The European Arrest Warrant

Imagine for a moment, you are traveling in your car on vacation with a friend who happens to smoke a little pot. You are stopped for speeding and the police find some marijuana in your car. They make a note of it, but arrest neither you nor your friend. A couple of months later, back in your home state there comes an unexpected knock on the door. Handcuffs come out and off you go to spend up to 90 days in jail followed by extradition to the state where you incurred the ticket for speeding.

Preposterous? Of course, and it can’t happen here. But it is happening to travelers within the states of the European Union. Here is Wikipedia’s description of the law.

The European Arrest Warrant (EAW) is an arrest warrant valid throughout all member states of the European Union (EU).

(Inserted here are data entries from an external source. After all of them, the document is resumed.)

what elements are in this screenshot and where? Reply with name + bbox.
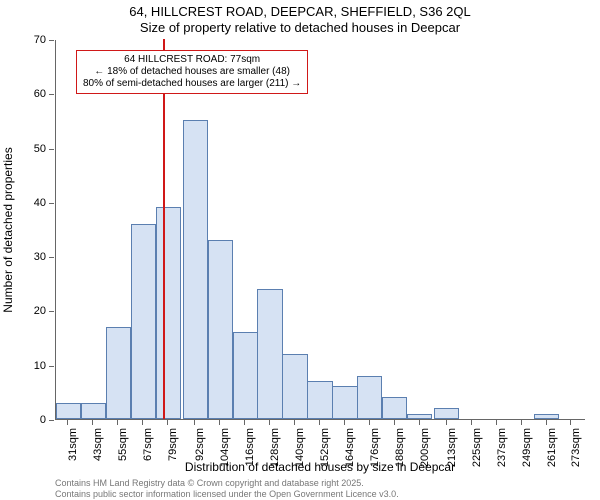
x-tick	[142, 420, 143, 425]
x-tick	[446, 420, 447, 425]
histogram-bar	[183, 120, 208, 419]
histogram-bar	[56, 403, 81, 419]
histogram-bar	[382, 397, 407, 419]
histogram-bar	[332, 386, 357, 419]
x-tick	[394, 420, 395, 425]
annotation-line: 80% of semi-detached houses are larger (…	[83, 78, 301, 90]
reference-line	[163, 39, 165, 419]
annotation-box: 64 HILLCREST ROAD: 77sqm← 18% of detache…	[76, 50, 308, 94]
y-tick-label: 50	[6, 143, 46, 155]
x-axis-label: Distribution of detached houses by size …	[55, 460, 585, 474]
histogram-bar	[407, 414, 432, 419]
histogram-bar	[156, 207, 181, 419]
histogram-bar	[357, 376, 382, 419]
histogram-bar	[307, 381, 332, 419]
y-axis-label: Number of detached properties	[1, 147, 15, 312]
y-tick	[49, 257, 54, 258]
histogram-bar	[534, 414, 559, 419]
annotation-line: ← 18% of detached houses are smaller (48…	[83, 66, 301, 78]
x-tick	[344, 420, 345, 425]
x-tick	[67, 420, 68, 425]
x-tick	[369, 420, 370, 425]
y-tick	[49, 40, 54, 41]
y-tick	[49, 203, 54, 204]
y-tick-label: 60	[6, 88, 46, 100]
footer-line2: Contains public sector information licen…	[55, 489, 399, 499]
histogram-bar	[233, 332, 258, 419]
x-tick-label: 31sqm	[67, 428, 79, 461]
x-tick	[269, 420, 270, 425]
chart-container: 64, HILLCREST ROAD, DEEPCAR, SHEFFIELD, …	[0, 0, 600, 500]
histogram-bar	[282, 354, 307, 419]
footer-line1: Contains HM Land Registry data © Crown c…	[55, 478, 364, 488]
y-tick	[49, 366, 54, 367]
x-tick	[319, 420, 320, 425]
x-tick	[570, 420, 571, 425]
x-tick	[521, 420, 522, 425]
x-tick	[294, 420, 295, 425]
histogram-bar	[106, 327, 131, 419]
y-tick	[49, 420, 54, 421]
x-tick-label: 92sqm	[194, 428, 206, 461]
y-tick	[49, 149, 54, 150]
x-tick-label: 79sqm	[167, 428, 179, 461]
y-tick-label: 10	[6, 360, 46, 372]
y-tick-label: 30	[6, 251, 46, 263]
histogram-bar	[208, 240, 233, 419]
x-tick	[92, 420, 93, 425]
x-tick	[496, 420, 497, 425]
x-tick	[546, 420, 547, 425]
histogram-bar	[81, 403, 106, 419]
x-tick	[167, 420, 168, 425]
x-tick-label: 43sqm	[92, 428, 104, 461]
y-tick	[49, 311, 54, 312]
plot-area: 64 HILLCREST ROAD: 77sqm← 18% of detache…	[55, 40, 585, 420]
histogram-bar	[131, 224, 156, 419]
y-tick-label: 0	[6, 414, 46, 426]
x-tick	[219, 420, 220, 425]
annotation-line: 64 HILLCREST ROAD: 77sqm	[83, 54, 301, 66]
x-tick-label: 55sqm	[117, 428, 129, 461]
x-tick	[471, 420, 472, 425]
chart-title-line2: Size of property relative to detached ho…	[0, 20, 600, 35]
x-tick	[419, 420, 420, 425]
x-tick	[194, 420, 195, 425]
x-tick	[117, 420, 118, 425]
chart-title-line1: 64, HILLCREST ROAD, DEEPCAR, SHEFFIELD, …	[0, 4, 600, 19]
y-tick-label: 20	[6, 305, 46, 317]
histogram-bar	[257, 289, 282, 419]
y-tick	[49, 94, 54, 95]
histogram-bar	[434, 408, 459, 419]
y-tick-label: 70	[6, 34, 46, 46]
x-tick-label: 67sqm	[142, 428, 154, 461]
x-tick	[244, 420, 245, 425]
y-tick-label: 40	[6, 197, 46, 209]
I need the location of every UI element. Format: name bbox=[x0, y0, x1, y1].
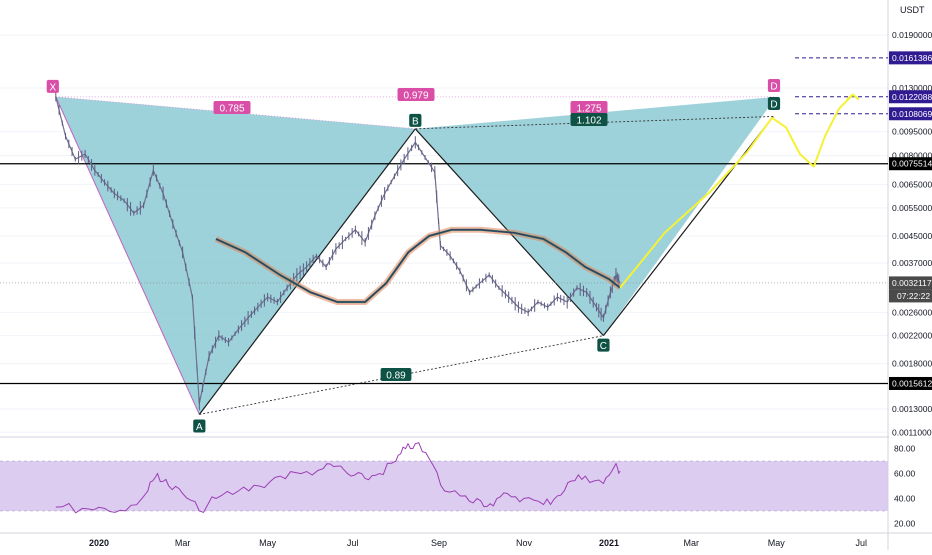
price-tick: 0.0037000 bbox=[892, 258, 932, 268]
ratio-label: 1.102 bbox=[576, 116, 601, 127]
ratio-label-bg bbox=[213, 101, 251, 114]
xab-triangle bbox=[55, 96, 416, 415]
point-label-d: D bbox=[770, 100, 777, 111]
price-tick: 0.0045000 bbox=[892, 231, 932, 241]
leg-xa bbox=[55, 96, 200, 415]
moving-average bbox=[214, 226, 622, 305]
time-tick: Jul bbox=[347, 538, 359, 548]
countdown-badge bbox=[889, 289, 932, 303]
ratio-label-bg bbox=[380, 368, 412, 381]
time-tick: Mar bbox=[175, 538, 191, 548]
point-label-x-bg bbox=[46, 79, 59, 93]
price-tick: 0.0080000 bbox=[892, 151, 932, 161]
price-tick: 0.0190000 bbox=[892, 30, 932, 40]
point-label-a-bg bbox=[193, 419, 206, 433]
point-label-d-alt: D bbox=[770, 82, 777, 93]
time-tick: Nov bbox=[516, 538, 533, 548]
time-tick: May bbox=[259, 538, 277, 548]
price-tick: 0.0055000 bbox=[892, 203, 932, 213]
point-label-b-bg bbox=[409, 113, 422, 127]
price-tick: 0.0130000 bbox=[892, 83, 932, 93]
ratio-label-bg bbox=[570, 113, 608, 126]
price-tick: 0.0013000 bbox=[892, 404, 932, 414]
price-tick: 0.0011000 bbox=[892, 427, 932, 437]
time-tick: Jul bbox=[855, 538, 867, 548]
ratio-label-bg bbox=[397, 88, 435, 101]
point-label-d-bg bbox=[767, 97, 781, 110]
price-marker-label: 0.0122088 bbox=[892, 92, 932, 102]
rsi-tick: 80.00 bbox=[894, 444, 916, 454]
ratio-label: 0.979 bbox=[403, 91, 428, 102]
rsi-band bbox=[0, 461, 888, 511]
price-marker-label: 0.0032117 bbox=[892, 278, 932, 288]
price-marker[interactable] bbox=[889, 276, 932, 290]
ratio-label: 0.89 bbox=[386, 371, 406, 382]
rsi-line bbox=[55, 442, 621, 514]
point-label-c: C bbox=[600, 341, 607, 352]
price-tick: 0.0018000 bbox=[892, 359, 932, 369]
time-tick: Mar bbox=[683, 538, 699, 548]
price-marker-label: 0.0108069 bbox=[892, 109, 932, 119]
time-tick: May bbox=[768, 538, 786, 548]
price-marker-label: 0.0161386 bbox=[892, 53, 932, 63]
point-label-x: X bbox=[49, 82, 56, 93]
ratio-label-bg bbox=[570, 101, 608, 114]
rsi-tick: 20.00 bbox=[894, 518, 916, 528]
time-tick: 2021 bbox=[599, 538, 619, 548]
ma-line-inner bbox=[215, 229, 621, 303]
point-label-a: A bbox=[196, 422, 203, 433]
price-marker[interactable] bbox=[889, 376, 932, 390]
point-label-c-bg bbox=[597, 338, 610, 352]
price-tick: 0.0022000 bbox=[892, 331, 932, 341]
price-marker[interactable] bbox=[889, 107, 932, 121]
price-axis[interactable]: USDT 0.0190000 0.0130000 0.0095000 0.0080000… bbox=[889, 0, 932, 550]
projection bbox=[619, 93, 860, 289]
price-tick: 0.0065000 bbox=[892, 180, 932, 190]
price-marker[interactable] bbox=[889, 90, 932, 104]
time-tick: 2020 bbox=[89, 538, 109, 548]
ratio-label: 0.785 bbox=[219, 104, 244, 115]
countdown-label: 07:22:22 bbox=[897, 291, 930, 301]
point-label-d-alt-bg bbox=[767, 79, 781, 92]
price-tick: 0.0026000 bbox=[892, 307, 932, 317]
rsi-pane bbox=[0, 442, 888, 514]
price-tick: 0.0095000 bbox=[892, 127, 932, 137]
horizontal-levels bbox=[0, 57, 888, 385]
time-tick: Sep bbox=[431, 538, 447, 548]
rsi-tick: 40.00 bbox=[894, 493, 916, 503]
price-marker[interactable] bbox=[889, 51, 932, 65]
point-label-b: B bbox=[412, 116, 419, 127]
currency-label: USDT bbox=[900, 5, 925, 15]
time-axis[interactable]: 2020 Mar May Jul Sep Nov 2021 Mar May Jul bbox=[0, 532, 932, 548]
price-marker[interactable] bbox=[889, 157, 932, 171]
rsi-tick: 60.00 bbox=[894, 469, 916, 479]
bcd-triangle bbox=[415, 96, 777, 336]
price-series bbox=[55, 92, 621, 411]
price-marker-label: 0.0015612 bbox=[892, 378, 932, 388]
ratio-label: 1.275 bbox=[576, 104, 601, 115]
leg-ab bbox=[198, 128, 416, 415]
price-marker-label: 0.0075514 bbox=[892, 159, 932, 169]
projection-arrow bbox=[846, 93, 860, 101]
projection-path bbox=[619, 93, 854, 289]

Once issued by a member state, it requires the receiving member state to arrest and transfer a criminal suspect or sentenced person to the issuing state that so that the person can be put on trial or complete a detention period. Extradition must take place within 90 days of arrest or within 10 days if the arrested person consents to surrender.

An EAW can only be issued for the purposes of conducting a criminal prosecution (not merely an investigation), or enforcing a custodial sentence. An EAW can only be issued for offences carrying a maximum penalty of 12 months or more. Where sentence has already been passed an EAW can  be issued if the prison term to be enforced is at least four months long.

[Edited] The law was intended to increase the speed and ease of extradition  by removing the political and administrative phases of decision-making and converting the process into a system run entirely by the judiciary.